According to the research, the most common surface consumers are interested in anti-microbial applications for are interior door handles followed by the steering wheel, seats, touch screen display, and the center console. Other critical surfaces for anti-microbial coatings include exterior door handles, the gear shifter, and various touchpoints on the instrument panel.

“In an era where paying for additional options are not always welcomed by consumers when buying a new vehicle, nearly half of the respondents indicated they would be willing to pay more than $100 to have an anti-microbial coating,” said Kyle Davis, senior automotive analyst, UI/UX at IHS Markit. “This should signal to OEMs that they can offer these coatings as an optional addition to the vehicle going forward.”

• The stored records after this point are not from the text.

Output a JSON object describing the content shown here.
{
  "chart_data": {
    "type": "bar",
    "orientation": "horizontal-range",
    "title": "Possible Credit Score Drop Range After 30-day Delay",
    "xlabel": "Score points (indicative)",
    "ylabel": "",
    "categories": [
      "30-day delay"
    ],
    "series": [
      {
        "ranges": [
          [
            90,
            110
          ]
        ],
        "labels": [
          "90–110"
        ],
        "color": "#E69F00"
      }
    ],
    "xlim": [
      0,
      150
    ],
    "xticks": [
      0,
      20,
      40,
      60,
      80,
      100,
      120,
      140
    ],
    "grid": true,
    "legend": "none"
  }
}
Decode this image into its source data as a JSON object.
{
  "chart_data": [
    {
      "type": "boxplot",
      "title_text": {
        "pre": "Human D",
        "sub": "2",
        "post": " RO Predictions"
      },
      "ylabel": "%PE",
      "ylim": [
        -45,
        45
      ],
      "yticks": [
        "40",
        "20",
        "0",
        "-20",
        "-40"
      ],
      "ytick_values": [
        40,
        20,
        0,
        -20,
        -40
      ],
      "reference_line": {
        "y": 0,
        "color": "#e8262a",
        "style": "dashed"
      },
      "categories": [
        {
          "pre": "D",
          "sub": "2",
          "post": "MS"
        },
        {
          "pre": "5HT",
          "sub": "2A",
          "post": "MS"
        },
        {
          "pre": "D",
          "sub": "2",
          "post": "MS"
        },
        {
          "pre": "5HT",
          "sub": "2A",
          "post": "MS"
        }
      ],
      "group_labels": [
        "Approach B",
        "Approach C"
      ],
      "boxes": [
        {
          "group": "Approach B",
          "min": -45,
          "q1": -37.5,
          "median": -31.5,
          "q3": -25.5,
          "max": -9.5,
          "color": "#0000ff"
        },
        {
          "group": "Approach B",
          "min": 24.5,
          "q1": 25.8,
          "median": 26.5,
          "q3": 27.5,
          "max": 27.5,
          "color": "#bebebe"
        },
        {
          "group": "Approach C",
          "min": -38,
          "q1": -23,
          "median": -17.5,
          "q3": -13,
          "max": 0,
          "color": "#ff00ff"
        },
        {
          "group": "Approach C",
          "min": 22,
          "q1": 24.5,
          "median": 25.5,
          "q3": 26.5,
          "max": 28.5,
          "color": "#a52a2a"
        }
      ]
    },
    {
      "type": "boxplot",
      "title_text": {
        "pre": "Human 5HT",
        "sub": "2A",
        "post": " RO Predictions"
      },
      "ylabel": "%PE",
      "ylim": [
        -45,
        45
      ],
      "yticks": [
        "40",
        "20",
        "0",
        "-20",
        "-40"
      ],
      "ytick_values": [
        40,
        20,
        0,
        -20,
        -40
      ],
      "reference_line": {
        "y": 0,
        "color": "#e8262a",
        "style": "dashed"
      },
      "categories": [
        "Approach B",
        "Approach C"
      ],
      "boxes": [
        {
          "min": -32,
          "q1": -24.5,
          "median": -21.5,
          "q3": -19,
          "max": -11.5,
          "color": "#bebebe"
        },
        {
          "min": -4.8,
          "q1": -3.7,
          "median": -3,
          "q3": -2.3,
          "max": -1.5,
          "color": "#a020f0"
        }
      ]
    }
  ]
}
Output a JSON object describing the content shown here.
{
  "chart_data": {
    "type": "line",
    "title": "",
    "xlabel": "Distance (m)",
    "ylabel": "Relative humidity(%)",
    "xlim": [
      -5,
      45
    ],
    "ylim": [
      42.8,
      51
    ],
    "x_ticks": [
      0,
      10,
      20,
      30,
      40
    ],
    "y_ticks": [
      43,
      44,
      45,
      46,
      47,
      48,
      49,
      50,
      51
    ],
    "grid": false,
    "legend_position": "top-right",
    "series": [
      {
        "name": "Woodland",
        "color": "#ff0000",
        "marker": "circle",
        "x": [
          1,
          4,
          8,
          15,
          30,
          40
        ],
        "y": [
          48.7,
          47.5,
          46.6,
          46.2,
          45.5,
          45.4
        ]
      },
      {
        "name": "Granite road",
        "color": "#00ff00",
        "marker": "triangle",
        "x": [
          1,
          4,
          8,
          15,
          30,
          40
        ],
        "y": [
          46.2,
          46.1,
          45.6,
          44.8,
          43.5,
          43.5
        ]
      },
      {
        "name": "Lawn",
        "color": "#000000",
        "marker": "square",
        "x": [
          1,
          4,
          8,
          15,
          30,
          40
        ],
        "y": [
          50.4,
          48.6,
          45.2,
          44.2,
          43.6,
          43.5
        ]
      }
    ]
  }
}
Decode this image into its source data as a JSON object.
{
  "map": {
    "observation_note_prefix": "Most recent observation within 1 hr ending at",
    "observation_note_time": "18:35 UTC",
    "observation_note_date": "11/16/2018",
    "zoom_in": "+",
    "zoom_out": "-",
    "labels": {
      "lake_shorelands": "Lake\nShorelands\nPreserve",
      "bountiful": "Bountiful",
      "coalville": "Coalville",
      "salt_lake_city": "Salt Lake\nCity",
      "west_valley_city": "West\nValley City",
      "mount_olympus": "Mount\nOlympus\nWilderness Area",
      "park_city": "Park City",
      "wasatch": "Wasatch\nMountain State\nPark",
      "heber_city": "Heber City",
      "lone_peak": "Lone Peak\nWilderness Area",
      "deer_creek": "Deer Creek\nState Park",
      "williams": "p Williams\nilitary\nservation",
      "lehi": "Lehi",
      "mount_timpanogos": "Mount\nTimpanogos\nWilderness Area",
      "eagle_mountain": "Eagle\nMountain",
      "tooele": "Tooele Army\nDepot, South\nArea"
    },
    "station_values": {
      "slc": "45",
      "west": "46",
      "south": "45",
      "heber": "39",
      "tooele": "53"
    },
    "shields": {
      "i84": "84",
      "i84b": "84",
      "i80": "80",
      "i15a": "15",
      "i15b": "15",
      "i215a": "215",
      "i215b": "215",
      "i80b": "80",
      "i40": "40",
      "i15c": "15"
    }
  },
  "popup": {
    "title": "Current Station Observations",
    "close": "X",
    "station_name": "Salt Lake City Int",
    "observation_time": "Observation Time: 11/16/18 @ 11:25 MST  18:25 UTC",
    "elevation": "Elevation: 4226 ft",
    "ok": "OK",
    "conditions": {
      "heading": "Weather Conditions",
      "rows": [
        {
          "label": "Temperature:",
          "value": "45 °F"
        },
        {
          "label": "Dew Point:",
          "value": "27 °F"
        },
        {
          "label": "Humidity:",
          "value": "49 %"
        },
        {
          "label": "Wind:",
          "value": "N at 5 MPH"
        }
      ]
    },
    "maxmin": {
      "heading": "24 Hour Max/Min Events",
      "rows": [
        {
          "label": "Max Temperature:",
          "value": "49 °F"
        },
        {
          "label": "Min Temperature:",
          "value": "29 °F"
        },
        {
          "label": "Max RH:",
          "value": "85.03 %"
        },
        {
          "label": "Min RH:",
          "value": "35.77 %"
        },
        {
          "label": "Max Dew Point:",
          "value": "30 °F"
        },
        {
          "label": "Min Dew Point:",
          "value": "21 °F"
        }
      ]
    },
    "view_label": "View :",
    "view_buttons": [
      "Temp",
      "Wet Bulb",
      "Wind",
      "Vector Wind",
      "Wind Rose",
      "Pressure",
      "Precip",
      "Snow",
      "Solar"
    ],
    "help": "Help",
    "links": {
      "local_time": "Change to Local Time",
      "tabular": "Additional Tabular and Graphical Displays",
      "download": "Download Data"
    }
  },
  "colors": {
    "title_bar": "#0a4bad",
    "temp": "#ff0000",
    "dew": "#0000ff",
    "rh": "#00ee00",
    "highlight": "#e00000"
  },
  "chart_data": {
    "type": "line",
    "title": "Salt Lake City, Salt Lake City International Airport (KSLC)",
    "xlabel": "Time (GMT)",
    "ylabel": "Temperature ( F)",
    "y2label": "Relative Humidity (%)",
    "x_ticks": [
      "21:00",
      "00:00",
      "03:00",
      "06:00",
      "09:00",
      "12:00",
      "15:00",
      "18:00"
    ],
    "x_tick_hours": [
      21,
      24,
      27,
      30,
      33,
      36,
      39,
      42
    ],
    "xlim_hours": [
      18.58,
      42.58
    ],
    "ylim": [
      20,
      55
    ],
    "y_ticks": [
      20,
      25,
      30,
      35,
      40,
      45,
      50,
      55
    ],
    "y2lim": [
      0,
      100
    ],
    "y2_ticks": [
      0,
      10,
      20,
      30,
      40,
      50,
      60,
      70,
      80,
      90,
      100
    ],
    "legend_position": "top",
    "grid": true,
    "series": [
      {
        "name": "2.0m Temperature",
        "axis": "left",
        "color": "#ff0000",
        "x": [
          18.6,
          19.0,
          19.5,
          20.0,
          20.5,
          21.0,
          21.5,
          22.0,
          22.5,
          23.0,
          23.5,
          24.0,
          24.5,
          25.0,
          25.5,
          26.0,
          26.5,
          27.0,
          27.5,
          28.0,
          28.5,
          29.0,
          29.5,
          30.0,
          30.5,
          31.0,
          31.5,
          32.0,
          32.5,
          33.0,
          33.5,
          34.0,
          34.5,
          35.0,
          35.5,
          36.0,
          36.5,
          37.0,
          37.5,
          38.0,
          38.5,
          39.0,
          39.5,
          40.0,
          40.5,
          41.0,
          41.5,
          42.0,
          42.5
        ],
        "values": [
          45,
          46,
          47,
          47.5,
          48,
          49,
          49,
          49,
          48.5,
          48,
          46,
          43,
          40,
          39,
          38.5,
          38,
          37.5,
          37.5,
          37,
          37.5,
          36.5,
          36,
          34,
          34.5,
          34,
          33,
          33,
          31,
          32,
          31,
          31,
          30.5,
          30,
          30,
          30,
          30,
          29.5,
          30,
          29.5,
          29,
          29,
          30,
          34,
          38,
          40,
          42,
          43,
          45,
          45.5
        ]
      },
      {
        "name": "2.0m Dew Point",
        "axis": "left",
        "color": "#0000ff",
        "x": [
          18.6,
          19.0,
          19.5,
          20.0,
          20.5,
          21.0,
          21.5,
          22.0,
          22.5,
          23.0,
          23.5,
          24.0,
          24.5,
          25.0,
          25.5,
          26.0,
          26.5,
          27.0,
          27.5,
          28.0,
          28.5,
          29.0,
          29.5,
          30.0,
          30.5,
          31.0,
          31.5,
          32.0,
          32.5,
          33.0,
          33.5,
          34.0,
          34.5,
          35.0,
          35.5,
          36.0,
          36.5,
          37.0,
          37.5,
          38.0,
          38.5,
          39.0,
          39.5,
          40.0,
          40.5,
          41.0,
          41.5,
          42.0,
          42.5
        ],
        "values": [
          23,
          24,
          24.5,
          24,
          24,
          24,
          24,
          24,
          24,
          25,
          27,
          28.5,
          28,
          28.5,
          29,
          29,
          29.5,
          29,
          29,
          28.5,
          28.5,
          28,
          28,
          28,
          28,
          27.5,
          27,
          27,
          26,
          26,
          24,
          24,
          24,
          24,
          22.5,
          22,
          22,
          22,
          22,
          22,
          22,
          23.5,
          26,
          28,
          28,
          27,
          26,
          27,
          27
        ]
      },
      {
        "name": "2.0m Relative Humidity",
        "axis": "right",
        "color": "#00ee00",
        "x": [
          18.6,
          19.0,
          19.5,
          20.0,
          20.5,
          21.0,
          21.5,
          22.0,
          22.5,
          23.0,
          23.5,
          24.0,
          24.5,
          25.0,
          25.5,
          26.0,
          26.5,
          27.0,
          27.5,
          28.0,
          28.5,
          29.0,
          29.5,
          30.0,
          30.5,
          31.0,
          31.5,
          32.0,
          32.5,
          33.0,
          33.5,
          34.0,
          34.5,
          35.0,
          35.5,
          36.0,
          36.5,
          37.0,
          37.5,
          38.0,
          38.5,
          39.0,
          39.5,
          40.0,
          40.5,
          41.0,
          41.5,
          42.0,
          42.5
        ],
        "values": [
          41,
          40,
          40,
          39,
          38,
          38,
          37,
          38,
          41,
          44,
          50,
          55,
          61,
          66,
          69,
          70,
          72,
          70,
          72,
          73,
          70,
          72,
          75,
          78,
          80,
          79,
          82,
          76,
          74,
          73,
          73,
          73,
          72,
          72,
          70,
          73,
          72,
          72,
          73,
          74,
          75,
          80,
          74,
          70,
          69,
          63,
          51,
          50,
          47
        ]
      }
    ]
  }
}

Automakers and suppliers are developing applications for new and existing materials to be used in these applications, though none have been fully determined. Copper and its alloys continue to be the preferred choice since they exhibit natural anti-microbial properties. Recent studies have indicated that COVID-19 was not present on a copper surface four hours after exposure. However, the cost of copper coatings could be rather expensive.

Solutions that do not directly involve anti-microbial coatings are already securing a foothold in the automotive industry. One OEM has developed a solution that heats up the interior of the vehicle to the point that significantly reduces the spread of COVID-19. Another tier-one supplier quickly developed a solution of their own, where an ultraviolet light (UV) can be used to sterilize the interior of the vehicle. This solution does not only apply just for one’s personal vehicle but also shared mobility platforms.

Ridesharing Preferences Also Impacted

Additionally, IHS Markit found that 25% of consumers said that they will not use ridesharing after the COVID-19 pandemic and 80% of consumers expect their rideshare vehicles to have some sort of disinfecting supplies going forward. Nearly half (48%) of respondents said that they will still use ridesharing going forward, but will reduce the frequency in which they were accustomed to before the pandemic.

“While the growing importance of mobility as a service prior to the pandemic was forecast to challenge car ownership norms in the future, the COVID-19 dynamic has emphasized the underlying importance of having a personal vehicle, and consumers are re-thinking their personal transportation needs as they adapt in this new environment,” said Davis.